Der eindringliche Appell eines Unterstützers an Bürgermeister und Stadträte:


 

(Verfasser)

27.7.21



Herrn Oberbürgermeister Claus

sowie Mitglieder des Stadtrats

Fridtjof-Nansen-Platz 1

55218 Ingelheim



Bebauungsplan „Reitanlage an der Mainzer Landstraße/Ehemaliges IBM-Gelände“.



Sehr geehrter Herr Oberbürgermeister,

sehr geehrte Damen und Herren Stadträte,


im Rahmen der frühzeitigen Beteiligung nehmen wir Stellung zu der Absicht der Stadt, durch einen vorhabenbezogenen Bebauungsplan einem Investor die Errichtung einer Großreitanlage auf dem ehemaligen IBM Gelände zu ermöglichen.

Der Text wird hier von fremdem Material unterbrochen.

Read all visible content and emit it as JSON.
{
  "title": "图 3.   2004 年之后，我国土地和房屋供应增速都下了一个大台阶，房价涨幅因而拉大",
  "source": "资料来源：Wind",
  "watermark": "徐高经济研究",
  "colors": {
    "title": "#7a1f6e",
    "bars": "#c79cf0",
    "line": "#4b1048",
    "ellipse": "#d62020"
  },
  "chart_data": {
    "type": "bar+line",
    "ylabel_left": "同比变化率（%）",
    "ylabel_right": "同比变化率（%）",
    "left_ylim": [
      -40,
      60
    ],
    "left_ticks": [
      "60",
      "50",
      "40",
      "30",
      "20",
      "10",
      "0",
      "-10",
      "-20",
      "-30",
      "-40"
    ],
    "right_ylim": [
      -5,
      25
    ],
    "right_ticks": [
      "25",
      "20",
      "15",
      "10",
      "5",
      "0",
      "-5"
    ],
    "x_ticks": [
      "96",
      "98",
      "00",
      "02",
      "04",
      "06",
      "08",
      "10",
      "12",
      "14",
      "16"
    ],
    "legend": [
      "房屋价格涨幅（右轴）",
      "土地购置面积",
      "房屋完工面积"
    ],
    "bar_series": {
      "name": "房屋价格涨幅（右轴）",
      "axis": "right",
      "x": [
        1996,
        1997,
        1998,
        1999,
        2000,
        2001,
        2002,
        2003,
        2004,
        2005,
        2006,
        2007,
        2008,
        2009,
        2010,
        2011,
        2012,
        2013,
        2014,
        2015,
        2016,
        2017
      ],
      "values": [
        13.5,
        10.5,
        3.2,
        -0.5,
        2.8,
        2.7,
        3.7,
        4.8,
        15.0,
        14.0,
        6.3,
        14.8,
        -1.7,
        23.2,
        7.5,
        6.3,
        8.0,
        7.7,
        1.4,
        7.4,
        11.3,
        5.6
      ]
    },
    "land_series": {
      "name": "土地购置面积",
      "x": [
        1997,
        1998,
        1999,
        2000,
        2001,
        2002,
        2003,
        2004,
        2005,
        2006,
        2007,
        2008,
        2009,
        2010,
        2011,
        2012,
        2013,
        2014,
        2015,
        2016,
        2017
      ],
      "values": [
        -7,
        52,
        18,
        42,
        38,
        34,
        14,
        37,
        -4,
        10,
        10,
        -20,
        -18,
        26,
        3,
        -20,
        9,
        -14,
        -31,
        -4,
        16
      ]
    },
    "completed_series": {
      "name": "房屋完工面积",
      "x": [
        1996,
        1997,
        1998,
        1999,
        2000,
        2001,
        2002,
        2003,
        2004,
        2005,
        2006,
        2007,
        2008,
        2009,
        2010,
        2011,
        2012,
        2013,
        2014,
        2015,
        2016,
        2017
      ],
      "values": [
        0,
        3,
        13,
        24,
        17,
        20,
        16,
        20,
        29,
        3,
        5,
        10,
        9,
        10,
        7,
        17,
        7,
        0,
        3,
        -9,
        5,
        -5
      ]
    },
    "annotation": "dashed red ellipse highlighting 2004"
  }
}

Das Projekt ist an dieser Stelle fehl am Platze. Beim IBM-Gelände einschließlich der direkten Umgebung handelt es sich um hochwertigste Kalkflugsandbiotope mit einer extrem großen Artenvielfalt in Fauna und Flora, vergleichbar mit dem Mainzer Sand. Die Umgebung hat den höchsten Schutzstatus, den es gibt, nämlich Naturschutzgebiet nach deutschem Naturschutzrecht und Fauna-Flora-Habitat und Vogelschutzgebiet (Natura 2000-Netz) nach europäischem Naturschutzrecht. Das IBM-Gelände ist von diesen Schutzgebieten nicht nur umschlossen, sondern ist eigentlich sogar Teil der Schutzgebiete. Es wurde seinerzeit im Flächennutzungsplan nur deshalb als „Freizeitgelände“ ausgewiesen, um die (extensive) Nutzung durch den ehrenamtlichen Freizeitclub zu ermöglichen. Nachdem diese Nutzung aufgegeben wurde, hätte das Gelände der Natur zurückgegeben werden müssen. Das wurde seitens der Kommune versäumt. Die darauf folgende Verscherbelung – man muss das so sagen – dieses wertvollen Naturinventars an einen Investor war ein schwerer politischer Fehler, der auch heute noch zu korrigieren wäre.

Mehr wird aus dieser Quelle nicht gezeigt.